Harley Morales è membro del comitato di strategia politica dell’Alleanza Universitaria, uno dei cinque movimenti studenteschi che compongono la Coalizione Universitaria, e della Società Civile, conglomerato che rappresenta la lotta politica che chiede l’uscita degli attuali governanti. A questa coalizione si sono unite ONG e anche associazioni imprenditoriali.
La crisi è iniziata meno di due mesi fa, il 18 aprile, a seguito dei tagli alle pensioni dell’INSS. Le proteste sono diventate di massa a seguito degli attacchi della Polizia Nazionale e delle forze pro-governative. Quando si sono incominciati a contare i morti, le proteste hanno smesso di essere per le pensioni, e si sono dirette contro la repressione statale. Gli universitari si sono trincerati nelle università e nelle chiese, e un significativo settore della popolazione li ha accompagnati, chiedendo la rinuncia dei governanti. Questo è stato l’inizio dell’attuale crisi politica e sociale in Nicaragua. Appena sette settimane fa. Da allora, più di 130 persone sono morte come conseguenza diretta del conflitto, e ogni giorno aumenta questa lista.
Più spinti dalle circostanze che da una deliberata decisione di portare la bandiera di una rivolta popolare, gli studenti hanno dovuto passare, in piena protesta di strada, ad una nuova fase: quella dell’organizzazione. “Dal medesimo 19 aprile si sono cominciati ad organizzare comitati e sono stati costituiti movimenti; ci preoccupava che la protesta sfuggisse di mano”, dice Harley Morales. Il suo, chiamato Alleanza Universitaria, è sorto a partire da quello che lui chiama “il sequestro della cattedrale”: il 19 aprile, in pieno ripiegamento, fuggendo dai proiettili, centinaia di studenti e civili si sono rifugiati nella cattedrale di Managua e sono dovuti rimanere lì vari giorni, assediati. Dentro il tempio si sono organizzati e sono sorte le prime dirigenze. In mode simile, in varie università si sono formati gli altri quattro gruppi.

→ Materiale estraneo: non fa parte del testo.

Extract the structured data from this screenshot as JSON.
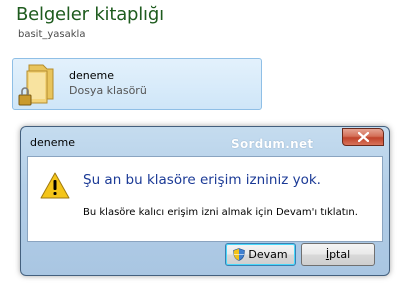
{
  "library": {
    "title": "Belgeler kitaplığı",
    "subtitle": "basit_yasakla"
  },
  "folder": {
    "name": "deneme",
    "type": "Dosya klasörü",
    "icon": "locked-folder-icon"
  },
  "dialog": {
    "title": "deneme",
    "watermark": "Sordum.net",
    "main_message": "Şu an bu klasöre erişim izniniz yok.",
    "sub_message": "Bu klasöre kalıcı erişim izni almak için Devam'ı tıklatın.",
    "continue_label": "Devam",
    "cancel_label_first": "İ",
    "cancel_label_rest": "ptal",
    "close_icon": "close-icon",
    "warning_icon": "warning-icon"
  }
}
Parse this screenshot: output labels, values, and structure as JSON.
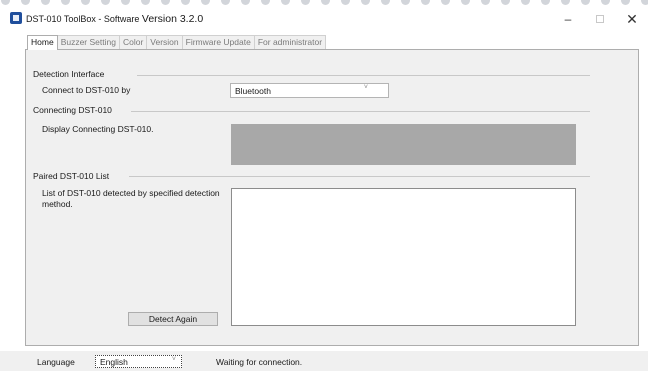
{
  "window": {
    "title_prefix": "DST-010 ToolBox - Software ",
    "title_version": "Version 3.2.0",
    "minimize_glyph": "–",
    "close_glyph": "✕"
  },
  "tabs": [
    {
      "label": "Home",
      "active": true
    },
    {
      "label": "Buzzer Setting",
      "active": false
    },
    {
      "label": "Color",
      "active": false
    },
    {
      "label": "Version",
      "active": false
    },
    {
      "label": "Firmware Update",
      "active": false
    },
    {
      "label": "For administrator",
      "active": false
    }
  ],
  "home": {
    "detection_interface": {
      "group_label": "Detection Interface",
      "connect_label": "Connect to DST-010 by",
      "connect_value": "Bluetooth"
    },
    "connecting": {
      "group_label": "Connecting DST-010",
      "display_label": "Display Connecting DST-010."
    },
    "paired": {
      "group_label": "Paired DST-010 List",
      "description": "List of DST-010 detected by specified detection method.",
      "detect_again_label": "Detect Again"
    }
  },
  "statusbar": {
    "language_label": "Language",
    "language_value": "English",
    "status_text": "Waiting for connection."
  },
  "icons": {
    "dropdown_arrow": "chevron-down-icon",
    "app": "app-icon"
  },
  "colors": {
    "connecting_display_fill": "#a8a8a8",
    "panel_background": "#f0f0f0"
  }
}
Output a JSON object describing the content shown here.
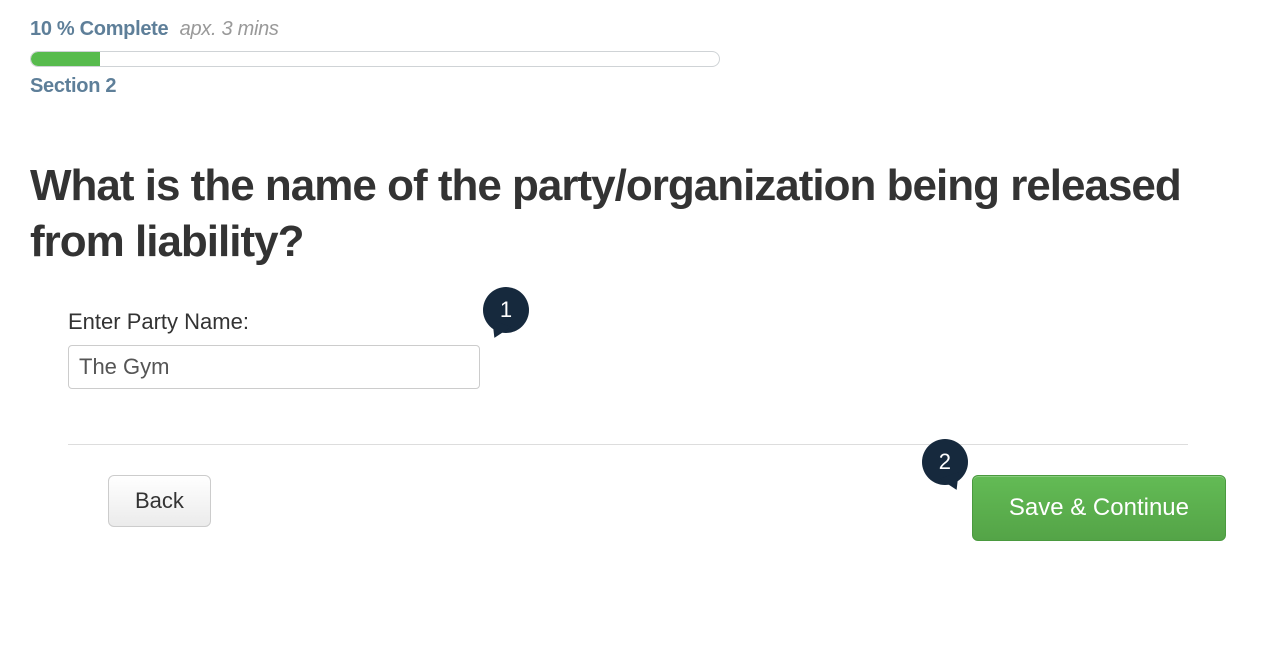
{
  "progress": {
    "percent_text": "10 % Complete",
    "estimate": "apx. 3 mins",
    "percent": 10,
    "section": "Section 2"
  },
  "question": "What is the name of the party/organization being released from liability?",
  "field": {
    "label": "Enter Party Name:",
    "value": "The Gym"
  },
  "annotations": {
    "one": "1",
    "two": "2"
  },
  "buttons": {
    "back": "Back",
    "save": "Save & Continue"
  }
}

Questi rappresentanti studenteschi si sono trasformati in poche settimane da agitatori sociali ad attori politici. Se prima (appena un mese fa) si incontravano in strada con il megafono in mano o organizzando la logistica nei campus, ora vivono insieme, come se fossero internati, isolati, circondati da consulenti e con una tremenda pressione da parte di diversi settori affinché fissino delle posizioni in un processo molto complicato.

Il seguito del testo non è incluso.